The Moslems had been considered the most savagely anti-British element in the Mutiny, while the Hindus were considered the least seditious.  Therefore, while there were a few all-Hindu units, there were no all-Moslem units, and the majority of infantry battalions and cavalry regiments were made up of the different religions.   An infantry battalion might have one Punjabi Moslem, one Sikh and two Hindu companies.  The Hindus would usually be of different castes or races, such as Jats, Dogras, Brahmins, Kumaons or Rajputs.   A Number of Pathans and other Moslems from the North West Frontier Province and the Tribal Areas were also recruited as an offset to the Moslems from the Punjab.   The Indian Army, though extremely efficient as a fighting force, if not in its higher administration, was a body of separate little communities, each having little contact with the other, and the whole welded together by British officers.

Urdu was the common language in which orders were given.  As Urdu, or some similar language, is spoken by the majority of Indians, the language problem did not present any difficulty.

The organisation of the Indian Army upon communal lines was not just a phase of 19th century politics.  It was carried on up to the present day, except when emergency or necessity enforced a change.   It is noticeable that where caste or religious barriers are not recognised, as in the Royal Indian Navy, the situation that led to the Indian Mutiny arose once more and Moslem and Hindu united.

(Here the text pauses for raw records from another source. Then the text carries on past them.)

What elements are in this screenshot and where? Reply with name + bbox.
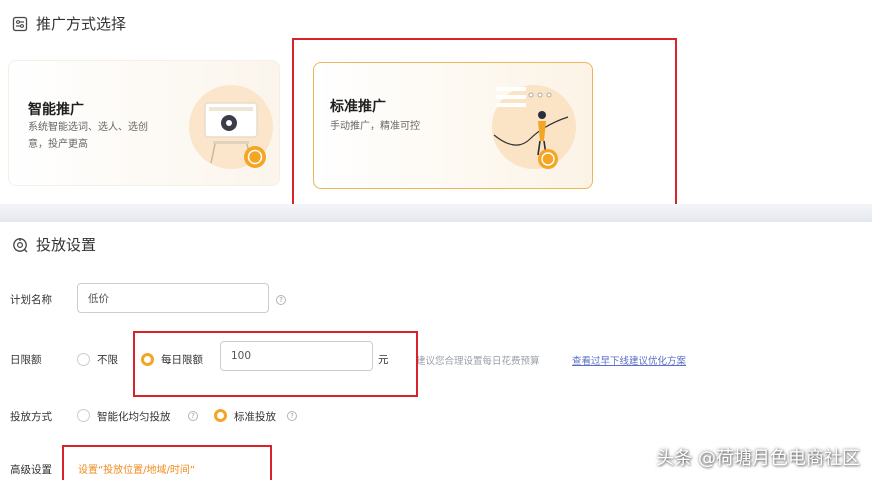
smart-promotion-illustration [189, 85, 273, 169]
smart-promotion-desc-line2: 意，投产更高 [28, 139, 88, 150]
daily-limit-highlight [133, 331, 418, 397]
promo-section-title: 推广方式选择 [36, 15, 127, 33]
promo-section-header: 推广方式选择 [12, 13, 126, 34]
smart-even-delivery-radio[interactable] [77, 409, 90, 422]
advanced-settings-highlight [62, 445, 272, 480]
smart-promotion-title: 智能推广 [28, 102, 84, 118]
plan-name-help-icon[interactable]: ? [276, 295, 286, 305]
daily-limit-label: 日限额 [10, 354, 42, 366]
standard-delivery-label: 标准投放 [234, 411, 276, 423]
smart-even-delivery-help-icon[interactable]: ? [188, 411, 198, 421]
watermark-text: 头条 @荷塘月色电商社区 [656, 448, 860, 469]
standard-delivery-radio[interactable] [214, 409, 227, 422]
plan-name-value: 低价 [88, 292, 109, 305]
daily-limit-unlimited-radio[interactable] [77, 353, 90, 366]
advanced-settings-label: 高级设置 [10, 464, 52, 476]
delivery-section-header: 投放设置 [12, 234, 96, 255]
promo-method-panel: 推广方式选择 智能推广 系统智能选词、选人、选创 意，投产更高 标准推广 手动推… [0, 0, 872, 216]
delivery-method-label: 投放方式 [10, 411, 52, 423]
delivery-settings-panel: 投放设置 计划名称 低价 ? 日限额 不限 每日限额 100 元 建议您合理设置… [0, 222, 872, 480]
delivery-settings-icon [13, 237, 28, 252]
standard-delivery-help-icon[interactable]: ? [287, 411, 297, 421]
plan-name-label: 计划名称 [10, 294, 52, 306]
daily-limit-unlimited-label: 不限 [97, 354, 118, 366]
smart-promotion-card[interactable]: 智能推广 系统智能选词、选人、选创 意，投产更高 [8, 60, 280, 186]
daily-limit-hint: 建议您合理设置每日花费预算 [416, 356, 540, 367]
standard-promotion-highlight [292, 38, 677, 216]
promo-settings-icon [12, 16, 28, 31]
plan-name-input[interactable]: 低价 [77, 283, 269, 313]
offline-suggestion-link[interactable]: 查看过早下线建议优化方案 [572, 353, 686, 367]
delivery-section-title: 投放设置 [36, 236, 97, 254]
section-divider [0, 204, 872, 222]
smart-even-delivery-label: 智能化均匀投放 [97, 411, 171, 423]
smart-promotion-desc-line1: 系统智能选词、选人、选创 [28, 122, 148, 133]
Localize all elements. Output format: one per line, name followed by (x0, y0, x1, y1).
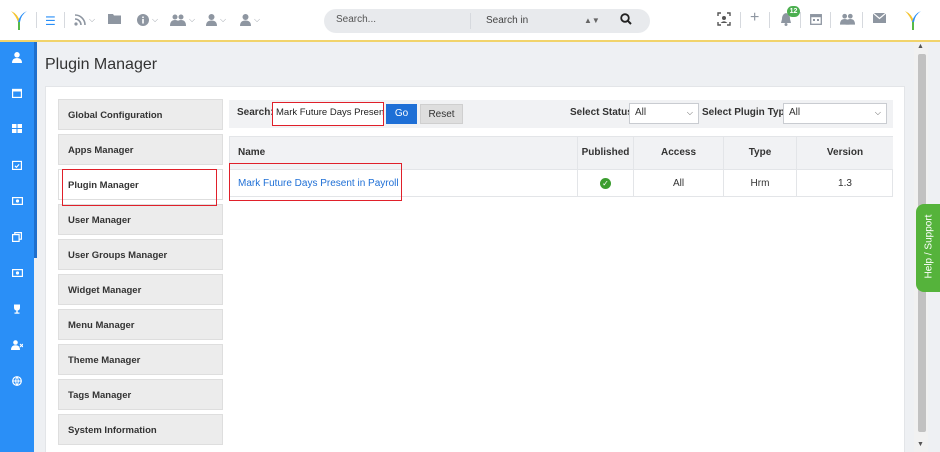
column-header-access[interactable]: Access (634, 137, 724, 169)
payroll-icon[interactable] (0, 268, 34, 280)
help-support-label: Help / Support (923, 214, 935, 279)
chevron-down-icon: ⌵ (189, 15, 196, 24)
chevron-down-icon: ▲▼ (584, 16, 600, 25)
highlight-box (62, 169, 217, 206)
header-divider (862, 12, 863, 28)
status-label: Select Status: (570, 107, 637, 118)
menu-item-apps-manager[interactable]: Apps Manager (58, 134, 223, 165)
user-settings-icon[interactable]: ⌵ (240, 13, 260, 27)
left-sidebar (0, 42, 34, 452)
calendar-icon[interactable] (810, 13, 822, 25)
menu-item-system-information[interactable]: System Information (58, 414, 223, 445)
menu-item-user-manager[interactable]: User Manager (58, 204, 223, 235)
menu-item-tags-manager[interactable]: Tags Manager (58, 379, 223, 410)
users-icon[interactable]: ⌵ (170, 13, 195, 27)
column-header-published[interactable]: Published (578, 137, 634, 169)
header-divider (740, 12, 741, 28)
plugin-search-input[interactable]: Mark Future Days Presen (272, 102, 384, 126)
chevron-down-icon: ⌵ (152, 15, 159, 24)
app-logo[interactable] (8, 8, 30, 32)
status-select-value: All (635, 107, 647, 118)
sidebar-scroll-indicator (34, 42, 37, 258)
search-icon[interactable] (620, 13, 632, 28)
copy-icon[interactable] (0, 232, 34, 245)
table-row-type-cell: Hrm (724, 169, 797, 197)
calendar-check-icon[interactable] (0, 160, 34, 173)
column-header-version[interactable]: Version (797, 137, 893, 169)
menu-item-global-configuration[interactable]: Global Configuration (58, 99, 223, 130)
team-icon[interactable] (840, 13, 855, 25)
chevron-down-icon: ⌵ (254, 15, 261, 24)
globe-icon[interactable] (0, 376, 34, 389)
scroll-down-icon[interactable]: ▼ (917, 441, 924, 448)
brand-logo[interactable] (902, 8, 924, 32)
scroll-up-icon[interactable]: ▲ (917, 43, 924, 50)
chevron-down-icon: ⌵ (874, 108, 881, 117)
scan-icon[interactable] (717, 12, 731, 26)
plugin-type-label: Select Plugin Type: (702, 107, 794, 118)
add-icon[interactable]: + (750, 10, 759, 26)
table-row-version-cell: 1.3 (797, 169, 893, 197)
menu-item-theme-manager[interactable]: Theme Manager (58, 344, 223, 375)
table-row-access-cell: All (634, 169, 724, 197)
top-header: ☰ ⌵ ⌵ ⌵ ⌵ ⌵ Search... Search in ▲▼ + 12 (0, 0, 940, 42)
header-divider (800, 12, 801, 28)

Communal distinction in the army is, in fact, a reflection of the consistent policy which has been applied to the whole of India and which has successfully held it under European rule for close on two hundred years.  The encouragement of communal distinction in the army has been paralleled by the encouragement of communal distinction among civilians;  this is “the great system of ‘divide et impera’” whose result has been the present political deadlock and the terrible massacres of Bengal, Bihar and the Punjab.